Erano già trascorsi dieci anni che il Camerini già insignito dal S. Padre del titolo di Conte, e creato Gonfaloniere di Ferrara pagava gli annui Sc. 300 per la Beneficenza Artigianelli, quando nel 1856 spontaneamente scrisse all’Ecc.mo Baluffi esternando la sua determinazione di volere assicurare con Atto Pubblico l’annuale rendita dè 300 scudi non solo, ma in pari tempo d’instituire un’altra Beneficenza perpetua a favore dei poveri Cronici del Comune di Castel Bolognese. E difatti nel giorno 4 di novembre 1856 pel suo Mandatario Avv. Rizzoni di Ferrara fù stipulato in Imola a Rogiti dr. Paolo Galeati Cancelliere Vescovile un pubblico Istromento, col quale oltre l’assicurare in perpetuo l’annua rendita di Sc. 300 assegna un’altra annua rendita di Sc. 700 (circa 30 milioni d’oggi) in perpetuo a favore dei poveri Invalidi del comune di Castel Bolognese sua Terra nativa; in tutto Sc. 1.000 anni da pagarsi in due rate eguali di Sc. 500 scadibili l’una alli 29 settembre, e l’altra nel giorno di Natale di ogni anno incominciando coll’anno 1857 dando a garanzia di quest’annua assegnazione la Tenuta di Belricetto nella Parrocchia di San Bernardino Comune di Lugo coll’ipoteca di un capitale di Sc. 20.000. E così venne a fondare le due Beneficenze la prima col titolo “Opera Pia Camerini per Fanciulli e Fanciulle povere della terra di Castel Bolognese, onde apprendano le arti, e mestieri” e la seconda s’intitola “Opera Pia Camerini pei poveri Invalidi del Comune di Castel Bolognese” ed aggiunge “Ad effetto poi che dette Istituzioni abbiano mai sempre a raggiungere il migliore scopo morale possibile, e siano mantenute col miglior ordine desiderabile intende il lodato Benefattore Cav. Conte Camerini che dette Opere Pie si eriggano, e debbano sempre ritenere come erette in Imola, e ciò affinché la direzione principale delle stesse appartenga all’Em.mo Rev.mo Vescovo di detta Città, per il quale accetta, e stipula l’attuale E.mo Cardinale Arciv. Vescovo Gaetano Baluffi, e ciascuno suo successore nella sede Vescovile d’Imola abbia tutte le più opportune facoltà per adottare i modi, che troverà più morali, e proficui alla fondazione, e direzione delle Istituzioni medesime disponendo anche delle rendite dei primi anni per acquistare, od erigere una Fabbrica ecc., come verrà ritenuto conveniente, dichiarandosi fin d’ora approvato per parte del Sig. Conte Camerini quanto verrà fatto dalla sullodata Sua Eminenza, e suoi Successori.”

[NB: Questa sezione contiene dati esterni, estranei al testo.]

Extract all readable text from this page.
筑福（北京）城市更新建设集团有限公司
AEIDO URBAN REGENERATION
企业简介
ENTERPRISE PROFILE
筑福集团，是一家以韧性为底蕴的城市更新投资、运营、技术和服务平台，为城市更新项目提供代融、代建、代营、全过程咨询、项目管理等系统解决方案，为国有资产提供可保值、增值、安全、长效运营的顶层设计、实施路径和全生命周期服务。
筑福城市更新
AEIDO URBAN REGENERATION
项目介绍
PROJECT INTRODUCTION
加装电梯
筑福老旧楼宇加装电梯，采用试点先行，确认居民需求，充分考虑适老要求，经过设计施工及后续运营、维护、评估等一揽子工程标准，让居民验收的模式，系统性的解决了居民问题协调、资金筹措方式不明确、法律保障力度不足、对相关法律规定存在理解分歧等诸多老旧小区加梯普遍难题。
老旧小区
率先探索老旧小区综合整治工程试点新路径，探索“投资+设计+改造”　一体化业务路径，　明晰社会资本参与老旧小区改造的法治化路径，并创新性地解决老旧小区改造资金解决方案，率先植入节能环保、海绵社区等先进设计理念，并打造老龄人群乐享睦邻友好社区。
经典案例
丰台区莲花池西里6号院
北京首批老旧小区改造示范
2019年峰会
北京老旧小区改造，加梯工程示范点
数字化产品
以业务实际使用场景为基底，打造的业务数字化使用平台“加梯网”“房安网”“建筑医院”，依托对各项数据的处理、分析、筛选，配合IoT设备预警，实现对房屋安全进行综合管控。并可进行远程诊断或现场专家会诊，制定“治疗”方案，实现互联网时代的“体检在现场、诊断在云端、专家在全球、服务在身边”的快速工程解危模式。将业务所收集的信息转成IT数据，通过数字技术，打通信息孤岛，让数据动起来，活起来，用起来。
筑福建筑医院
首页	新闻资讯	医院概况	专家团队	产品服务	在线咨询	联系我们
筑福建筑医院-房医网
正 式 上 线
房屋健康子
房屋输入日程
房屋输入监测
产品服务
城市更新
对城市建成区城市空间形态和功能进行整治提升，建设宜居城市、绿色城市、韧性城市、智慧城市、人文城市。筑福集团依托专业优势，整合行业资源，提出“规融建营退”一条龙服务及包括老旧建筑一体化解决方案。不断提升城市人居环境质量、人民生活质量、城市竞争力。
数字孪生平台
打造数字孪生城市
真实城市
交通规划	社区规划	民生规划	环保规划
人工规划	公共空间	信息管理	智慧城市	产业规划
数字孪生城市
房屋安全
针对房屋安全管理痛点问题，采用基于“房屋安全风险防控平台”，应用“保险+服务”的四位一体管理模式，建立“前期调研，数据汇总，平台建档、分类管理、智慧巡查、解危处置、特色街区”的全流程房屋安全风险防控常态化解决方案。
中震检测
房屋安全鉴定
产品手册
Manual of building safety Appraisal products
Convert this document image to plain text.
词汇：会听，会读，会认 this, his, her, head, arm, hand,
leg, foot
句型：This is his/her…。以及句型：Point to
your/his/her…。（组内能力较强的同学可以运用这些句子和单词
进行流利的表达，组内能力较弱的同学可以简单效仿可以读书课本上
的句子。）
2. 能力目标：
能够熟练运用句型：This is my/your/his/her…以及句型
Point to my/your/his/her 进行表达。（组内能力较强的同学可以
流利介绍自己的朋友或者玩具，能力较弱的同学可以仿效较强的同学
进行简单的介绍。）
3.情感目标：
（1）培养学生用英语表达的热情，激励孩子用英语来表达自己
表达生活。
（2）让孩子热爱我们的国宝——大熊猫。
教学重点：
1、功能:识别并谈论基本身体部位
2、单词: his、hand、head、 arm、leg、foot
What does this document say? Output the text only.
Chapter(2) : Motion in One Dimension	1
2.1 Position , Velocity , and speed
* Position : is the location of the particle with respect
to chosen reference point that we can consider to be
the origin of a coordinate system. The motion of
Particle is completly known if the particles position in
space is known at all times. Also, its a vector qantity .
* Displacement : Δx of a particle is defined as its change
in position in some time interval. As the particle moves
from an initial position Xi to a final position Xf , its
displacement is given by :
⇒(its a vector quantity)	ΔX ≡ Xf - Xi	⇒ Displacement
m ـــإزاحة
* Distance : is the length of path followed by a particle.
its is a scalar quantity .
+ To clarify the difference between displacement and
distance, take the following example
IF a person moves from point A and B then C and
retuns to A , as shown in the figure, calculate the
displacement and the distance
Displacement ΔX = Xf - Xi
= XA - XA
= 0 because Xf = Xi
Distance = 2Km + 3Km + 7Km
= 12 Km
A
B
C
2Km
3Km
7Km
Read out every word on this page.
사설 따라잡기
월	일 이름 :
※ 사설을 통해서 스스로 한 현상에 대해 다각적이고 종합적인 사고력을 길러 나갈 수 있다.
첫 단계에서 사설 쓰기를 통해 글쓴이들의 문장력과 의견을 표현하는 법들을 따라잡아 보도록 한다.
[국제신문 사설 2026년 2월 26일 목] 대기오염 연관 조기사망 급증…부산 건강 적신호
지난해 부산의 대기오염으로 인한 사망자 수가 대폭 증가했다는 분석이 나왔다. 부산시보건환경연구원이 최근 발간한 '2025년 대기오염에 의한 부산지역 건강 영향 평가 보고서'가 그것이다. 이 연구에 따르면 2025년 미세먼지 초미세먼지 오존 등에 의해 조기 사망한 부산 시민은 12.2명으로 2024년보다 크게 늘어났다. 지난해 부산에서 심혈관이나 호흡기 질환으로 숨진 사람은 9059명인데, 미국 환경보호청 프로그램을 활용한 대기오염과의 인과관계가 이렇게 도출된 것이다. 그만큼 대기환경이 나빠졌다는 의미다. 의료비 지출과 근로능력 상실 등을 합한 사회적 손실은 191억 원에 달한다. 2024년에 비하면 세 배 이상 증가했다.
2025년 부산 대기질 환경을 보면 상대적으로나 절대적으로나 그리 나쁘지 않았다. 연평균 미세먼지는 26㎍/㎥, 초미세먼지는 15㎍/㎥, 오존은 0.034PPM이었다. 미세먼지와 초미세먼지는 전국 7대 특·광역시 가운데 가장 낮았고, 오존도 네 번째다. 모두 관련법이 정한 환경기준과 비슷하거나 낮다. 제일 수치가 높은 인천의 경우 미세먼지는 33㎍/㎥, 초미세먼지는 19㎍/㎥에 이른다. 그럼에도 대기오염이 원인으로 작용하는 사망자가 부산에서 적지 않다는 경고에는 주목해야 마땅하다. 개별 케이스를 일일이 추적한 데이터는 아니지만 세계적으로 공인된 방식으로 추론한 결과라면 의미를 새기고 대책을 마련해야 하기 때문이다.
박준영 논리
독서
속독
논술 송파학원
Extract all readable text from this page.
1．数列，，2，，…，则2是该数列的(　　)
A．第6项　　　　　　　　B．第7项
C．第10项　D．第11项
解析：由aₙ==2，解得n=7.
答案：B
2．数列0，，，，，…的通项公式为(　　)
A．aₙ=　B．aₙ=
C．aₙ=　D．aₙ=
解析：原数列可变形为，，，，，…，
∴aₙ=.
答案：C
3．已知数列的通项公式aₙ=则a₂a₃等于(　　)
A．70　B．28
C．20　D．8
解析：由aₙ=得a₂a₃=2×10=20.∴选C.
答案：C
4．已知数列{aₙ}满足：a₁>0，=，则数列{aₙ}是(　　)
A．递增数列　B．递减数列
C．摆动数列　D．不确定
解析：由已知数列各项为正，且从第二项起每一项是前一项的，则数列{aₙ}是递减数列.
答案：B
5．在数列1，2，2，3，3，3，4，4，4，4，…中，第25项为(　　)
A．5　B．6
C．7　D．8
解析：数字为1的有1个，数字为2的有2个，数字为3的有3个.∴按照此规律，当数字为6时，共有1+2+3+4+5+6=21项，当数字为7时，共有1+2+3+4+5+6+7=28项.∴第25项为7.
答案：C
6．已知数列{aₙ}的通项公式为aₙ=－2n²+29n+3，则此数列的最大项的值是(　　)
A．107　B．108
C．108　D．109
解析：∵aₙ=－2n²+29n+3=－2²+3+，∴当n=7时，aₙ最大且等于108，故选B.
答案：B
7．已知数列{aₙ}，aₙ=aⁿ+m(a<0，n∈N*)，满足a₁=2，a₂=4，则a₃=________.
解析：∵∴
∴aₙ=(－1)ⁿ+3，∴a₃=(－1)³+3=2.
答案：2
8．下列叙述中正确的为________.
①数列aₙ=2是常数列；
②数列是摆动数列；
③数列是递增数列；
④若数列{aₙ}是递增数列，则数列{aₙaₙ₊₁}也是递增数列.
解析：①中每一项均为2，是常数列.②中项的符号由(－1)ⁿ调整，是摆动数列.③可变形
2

Prima che si facesse quest’istromento io già mi era portato a Ferrara col Magistrato per rendere le ben dovute grazie all’illustre Benefattore ed in questa Circostanza strinsi buona relazione col medesimo.
La seconda domenica di Novembre poi dopo la stipulazione dell’Istromento cantai una Messa Solenne con Te Deum di ringraziamento a Dio coll’intervento di tutte le Autorità del Paese, in questa Chiesa Arcipretale, e la sera vi fù illuminazione, e Festa Municipale.

L’anno seguente 1857 ebbi occasione di fare più stretta relazione col Sig. Camerini: imperciocchè essendo Egli Gonfaloniere di Ferrara alla venuta del S. Padre in Romagna si portò in Imola ad incontrarlo, e saputolo io fui sollecito di portarmi in Imola col Magistrato a pregarlo di venire a Castel Bolognese, ove il Santo Padre si doveva fermare, e diffatti la sera stessa dei 5 Giugno venne con noi, e fù ospitato in Casa di questo Sig. Marchese Zacchia Rondinini usandogli tutti i dovuti riguardi, e qui si trattenne tutto il giorno 6 girando pel Paese colle ovazioni di tutta la popolazione, ed il dopo pranzo all’arrivo del Papa, che si fermò alle Monache Domenicane, fù presentato dall’Ecc.mo Baluffi, e venne accolto con tutta onorevolezza dal S. Padre ed introdotto nel Monastero con Lui. Dopo la partenza del Papa la sera andò a Imola ospitato dall’Ecc.mo Baluffi, e prima di partire mi lasciò trenta marenghi ossia Sc. 111.60 per i Poveri (poco più di 4 milioni d’oggi), che io erogai nel fare restituire gratis tutti i pegni del monte dai 20 ai 30 baj. l’uno, ed il rimanente lo distribuii ai poveri delle Parrocchie di questo Comune.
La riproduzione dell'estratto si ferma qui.